Prior to the start of the public health emergency (PHE) at least one hospital we know of was closed due to the enforcement of this policy change. Thankfully, CMS has not enforced this policy change during the PHE, although it remains on the books ready for enforcement. In your March 31, 2022, letter to the Honorable Antonio Delgado, CMS indicated that the agency has delayed using the 2015 distance criteria for CAH recertification for the duration of the PHE. I am thankful that the agency agrees that it is inappropriate to pull critical funding streams from rural providers while the COVID pandemic continues to place enormous public health and financial strains on these providers. However, I am concerned your letter implies that enforcement of the sub-regulatory guidance may commence at the end of the PHE prior to CMS undergoing rulemaking. I respectfully request that CMS confirm that it will not enforce the current sub-regulatory guidance changing the definition of primary road in its State Operations Manual while the agency considers potential notice and comment rulemaking.

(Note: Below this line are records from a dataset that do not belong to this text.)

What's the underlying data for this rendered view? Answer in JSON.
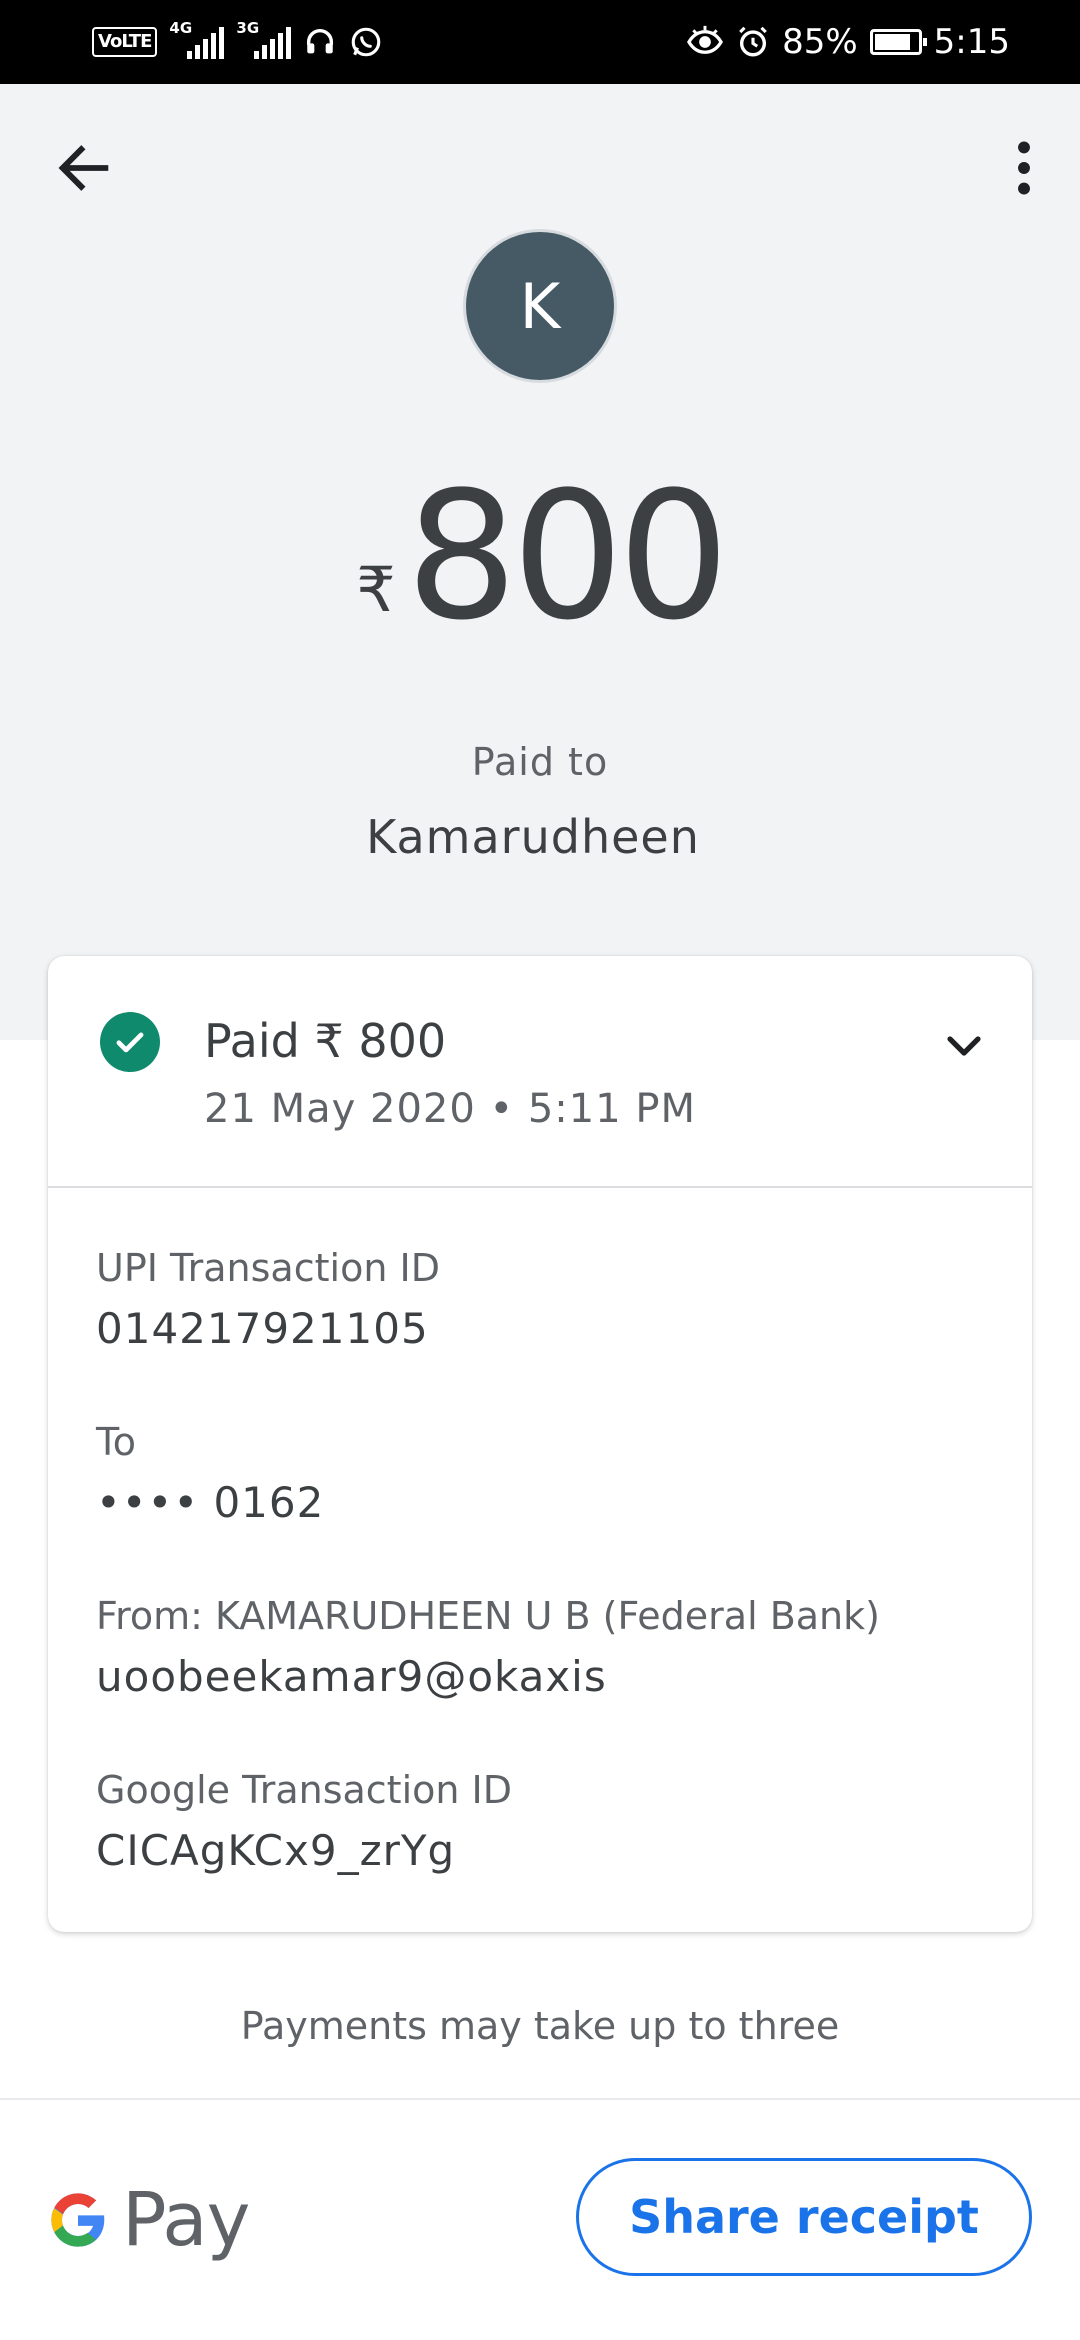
{
  "status_bar": {
    "volte": "VoLTE",
    "net1": "4G",
    "net2": "3G",
    "battery_pct": "85%",
    "battery_level": 0.85,
    "time": "5:15"
  },
  "header": {
    "avatar_letter": "K",
    "currency": "₹",
    "amount": "800",
    "paid_to_label": "Paid to",
    "payee_name": "Kamarudheen"
  },
  "status_card": {
    "paid_text": "Paid ₹ 800",
    "datetime": "21 May 2020 • 5:11 PM",
    "icon": "check-circle-icon",
    "status_color": "#0f8a6d"
  },
  "details": [
    {
      "label": "UPI Transaction ID",
      "value": "014217921105"
    },
    {
      "label": "To",
      "value": "•••• 0162"
    },
    {
      "label": "From: KAMARUDHEEN U B (Federal Bank)",
      "value": "uoobeekamar9@okaxis"
    },
    {
      "label": "Google Transaction ID",
      "value": "CICAgKCx9_zrYg"
    }
  ],
  "footer": {
    "note": "Payments may take up to three",
    "brand_text": "Pay",
    "share_label": "Share receipt",
    "accent": "#1a73e8"
  }
}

Further, I request that CMS revise its State Operations Manual to restore the pre-June 26, 2015 definition of “primary road”. As it stands today, the current policy after the definition change is not enforceable as the post-June 26, 2015, definition of primary road changed a substantive legal standard without being adopted through notice and comment rulemaking. 

Restoring the definition of primary road back to the pre-June 26, 2015, language in the State Operations Manual will make clear to State Survey Agency Directors the currently applicable policy that may be enforced when either certifying a new CAH or recertifying an existing CAH. I further ask that CMS provide State Survey Agency Directors with a memorandum analogous to the one on June 26, 2015, advising them of the change to the State Operations Manual and their obligation to apply the pre-June 26 2015 guidance.